Thursday, February 7, 2008
Goldstein, et. al.: Intstitutions in International Relations
Goldstein, Judith L., Rivers, Douglas, & Tomz, Michael. (2007). Institutions in International Relations: Understanding the Effects of the GATT and the WTO on World Trade (Vol. 61, 37-67): Cambridge Journals Online.
This article attempts to right a wrong. The wrong is the absences of a statistical link between membership in an international institution like the GATT and a decreased level of tariffs. See Milner 2005 and Rose 2004.
Goldstein et. al. deploy a statistical method that attempts to show that, while there is not a direct correlation between GATT membership and decreased trade tariffs, there is an important statistical connection if you broaden the circle of GATT members to measure the degree to which countries are embedded in the international system through agreements, etc.
The authors accomplish this by looking at two factors: institutional standing and institutional embeddedness (38). Standing is seen as being distinct from formal group membership, as some international agreements, “give rights and obligations not only to formal members, but also to territories and groups that never signed the agreement” (39). Goldstein et. al. also looks at member nations who are in negotiation with different international agreements, but who have not accented to full membership. “In summary, these nonmember participants received the core rights of the GATT/WTO, that is, access to other markets on MFN terms, and they reciprocated that right to other members of the organization” (42).
They then use a statistical method that standardized their country data using the gravity model of trade. Their results show that other examinations of this problem were too myopically focused on official, formal GATT/WTO membership while ignoring other variables that would affect country participation. When those additional variables are considered, statistical models will show a causal connection.

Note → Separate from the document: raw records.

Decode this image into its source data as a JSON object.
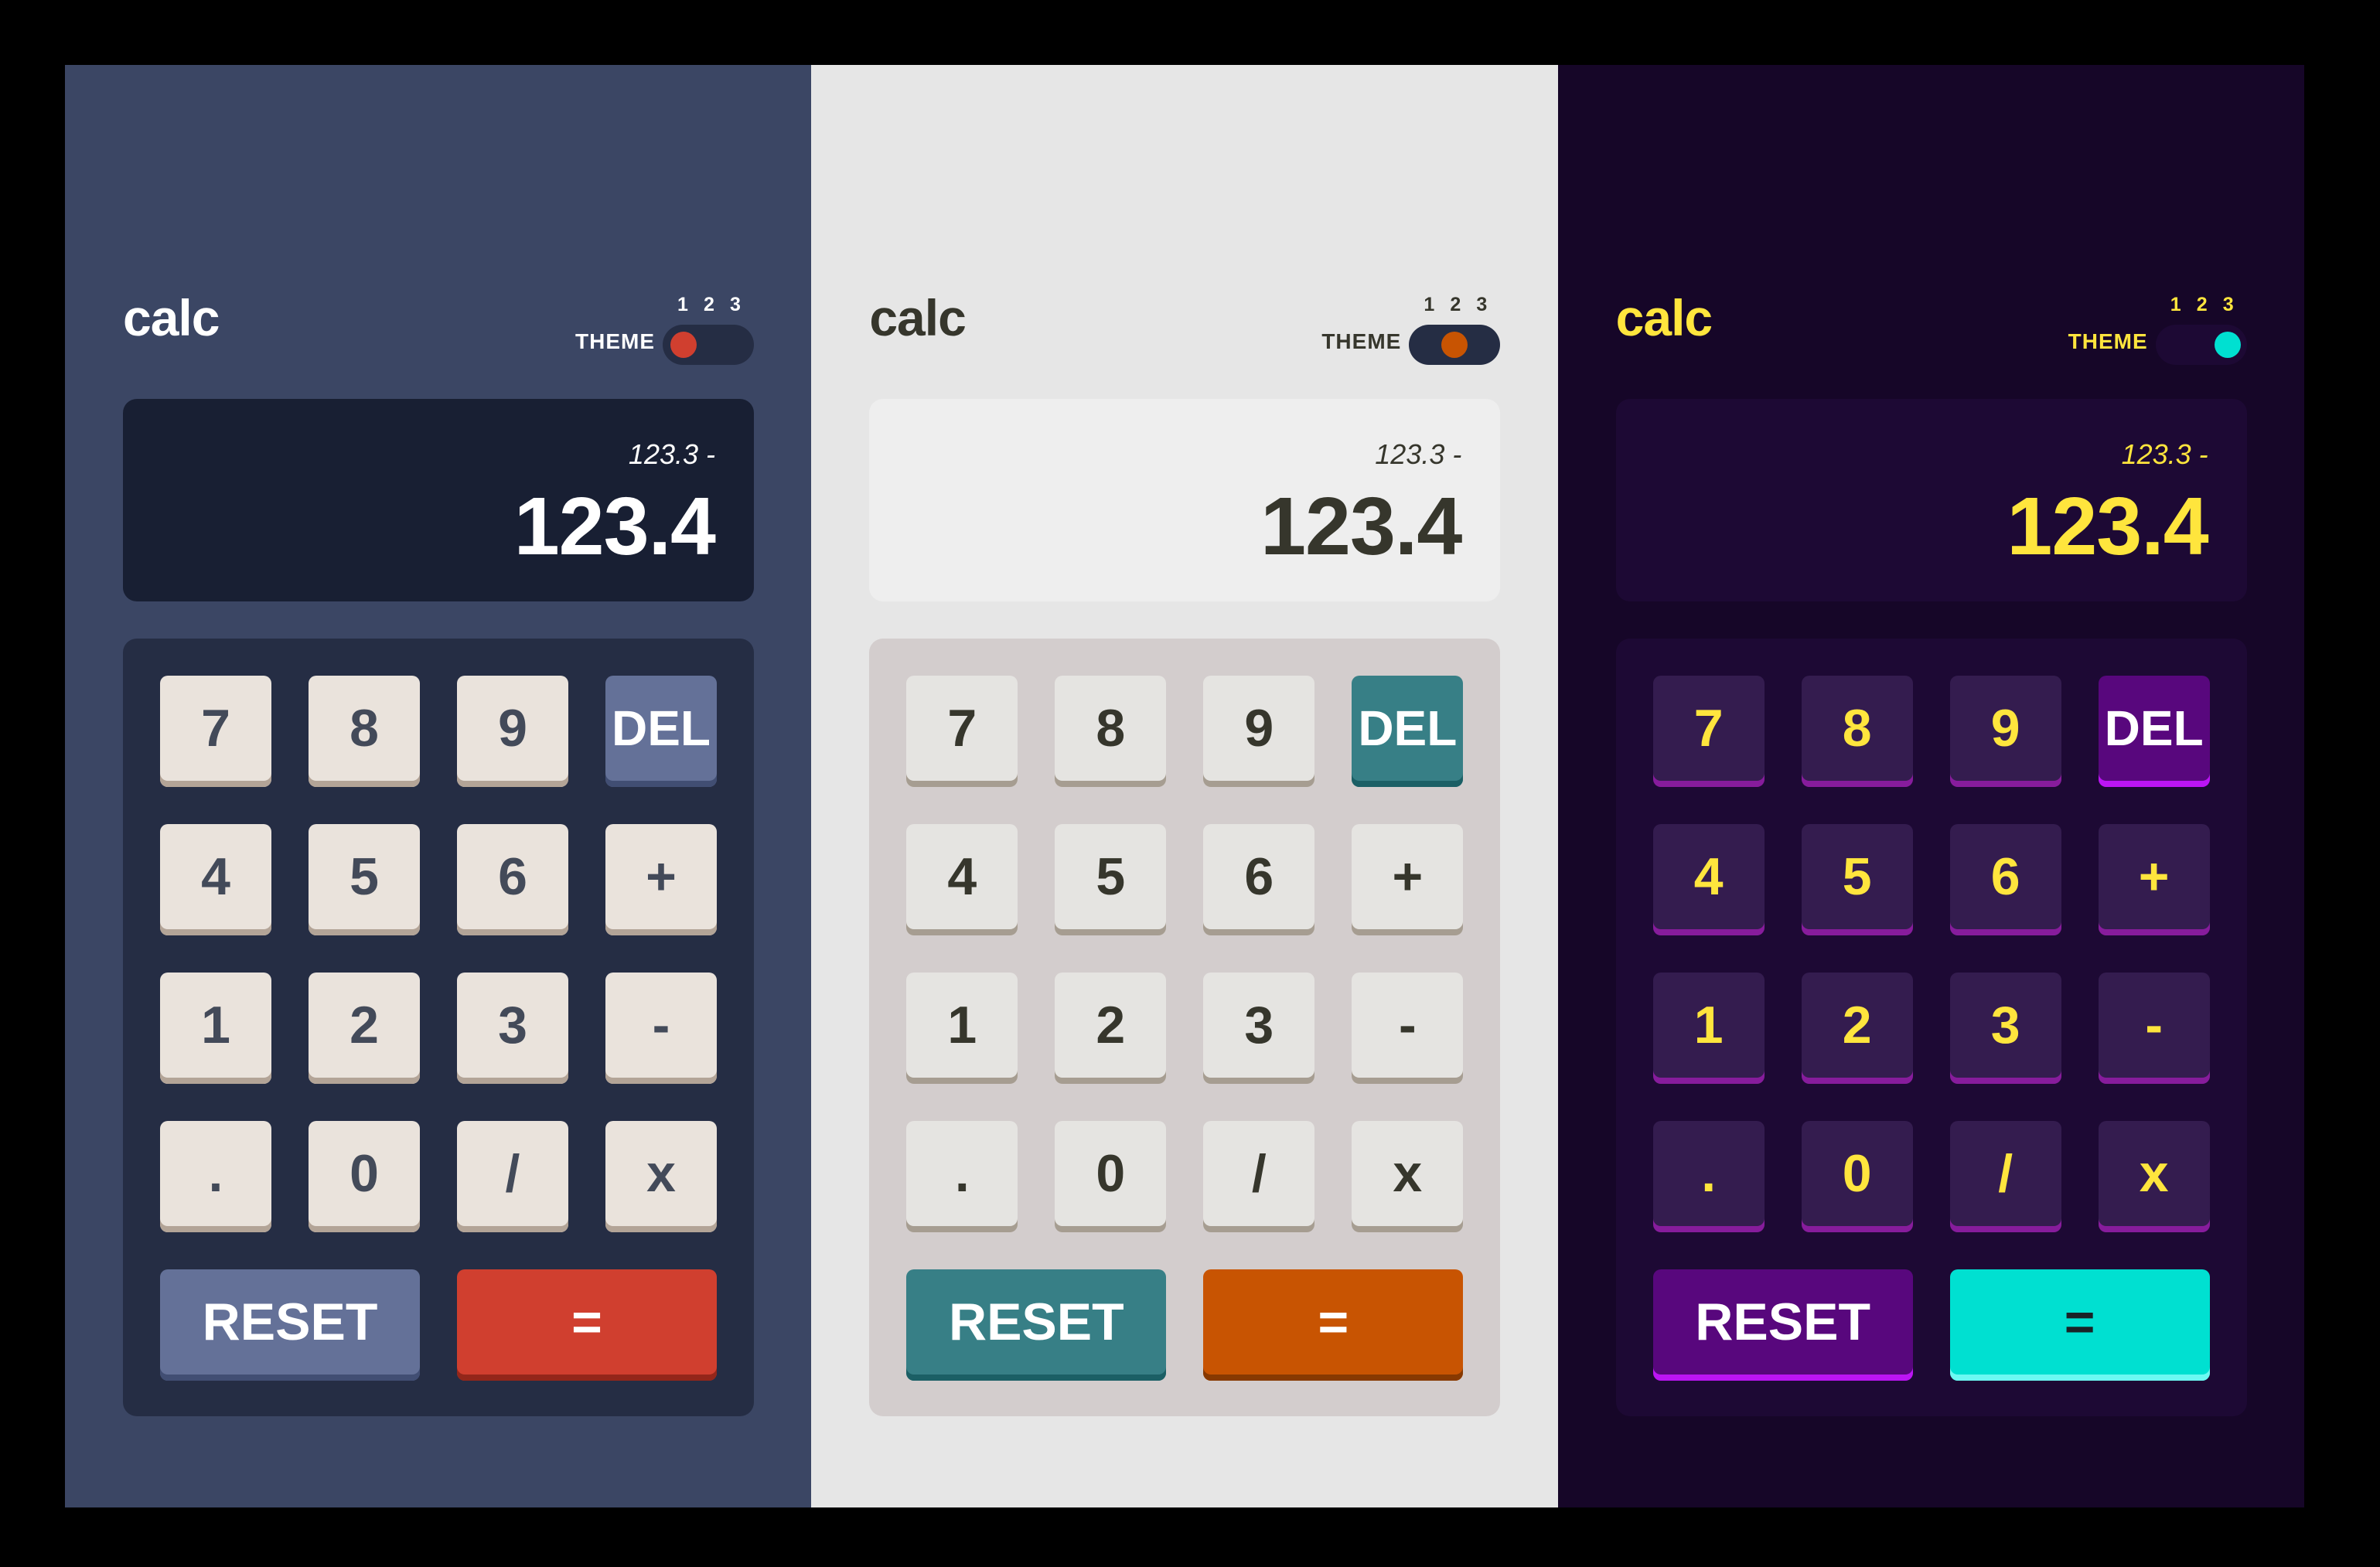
{
  "panels": [
    {
      "theme_id": "theme-1",
      "logo": "calc",
      "theme_label": "THEME",
      "theme_options": [
        "1",
        "2",
        "3"
      ],
      "selected_theme": "1",
      "display": {
        "previous": "123.3 -",
        "current": "123.4"
      },
      "keys": [
        "7",
        "8",
        "9",
        "DEL",
        "4",
        "5",
        "6",
        "+",
        "1",
        "2",
        "3",
        "-",
        ".",
        "0",
        "/",
        "x"
      ],
      "reset_label": "RESET",
      "equals_label": "=",
      "colors": {
        "background": "#3b4664",
        "keypad": "#252d44",
        "screen": "#181f33",
        "key": "#eae3dc",
        "accent": "#647198",
        "equals": "#d03f2f",
        "text": "#ffffff"
      }
    },
    {
      "theme_id": "theme-2",
      "logo": "calc",
      "theme_label": "THEME",
      "theme_options": [
        "1",
        "2",
        "3"
      ],
      "selected_theme": "2",
      "display": {
        "previous": "123.3 -",
        "current": "123.4"
      },
      "keys": [
        "7",
        "8",
        "9",
        "DEL",
        "4",
        "5",
        "6",
        "+",
        "1",
        "2",
        "3",
        "-",
        ".",
        "0",
        "/",
        "x"
      ],
      "reset_label": "RESET",
      "equals_label": "=",
      "colors": {
        "background": "#e6e6e6",
        "keypad": "#d3cdcd",
        "screen": "#eeeeee",
        "key": "#e5e4e1",
        "accent": "#377f86",
        "equals": "#c85402",
        "text": "#36362c"
      }
    },
    {
      "theme_id": "theme-3",
      "logo": "calc",
      "theme_label": "THEME",
      "theme_options": [
        "1",
        "2",
        "3"
      ],
      "selected_theme": "3",
      "display": {
        "previous": "123.3 -",
        "current": "123.4"
      },
      "keys": [
        "7",
        "8",
        "9",
        "DEL",
        "4",
        "5",
        "6",
        "+",
        "1",
        "2",
        "3",
        "-",
        ".",
        "0",
        "/",
        "x"
      ],
      "reset_label": "RESET",
      "equals_label": "=",
      "colors": {
        "background": "#160628",
        "keypad": "#1d0934",
        "screen": "#1d0934",
        "key": "#341c4f",
        "accent": "#58077d",
        "equals": "#00e0d1",
        "text": "#ffe53d"
      }
    }
  ]
}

The table that sums up the whole project in a 3x3 format is Table 3. This shows the trade interaction between three groups of countries: formal member nations, nonmember participant nations, and non-participant nations. It shows a reduction in trade as the relationships move further away from the trade interactions of formal members and nonmember participants, dropping off whenever there is a trade interaction with non-participants. A table of countries and whether or not their participation is not included with the study, which would be helpful. An additional interesting table is Table 4, which shows the decreasing efficacy of subsequent trade negotiations in increasing trade.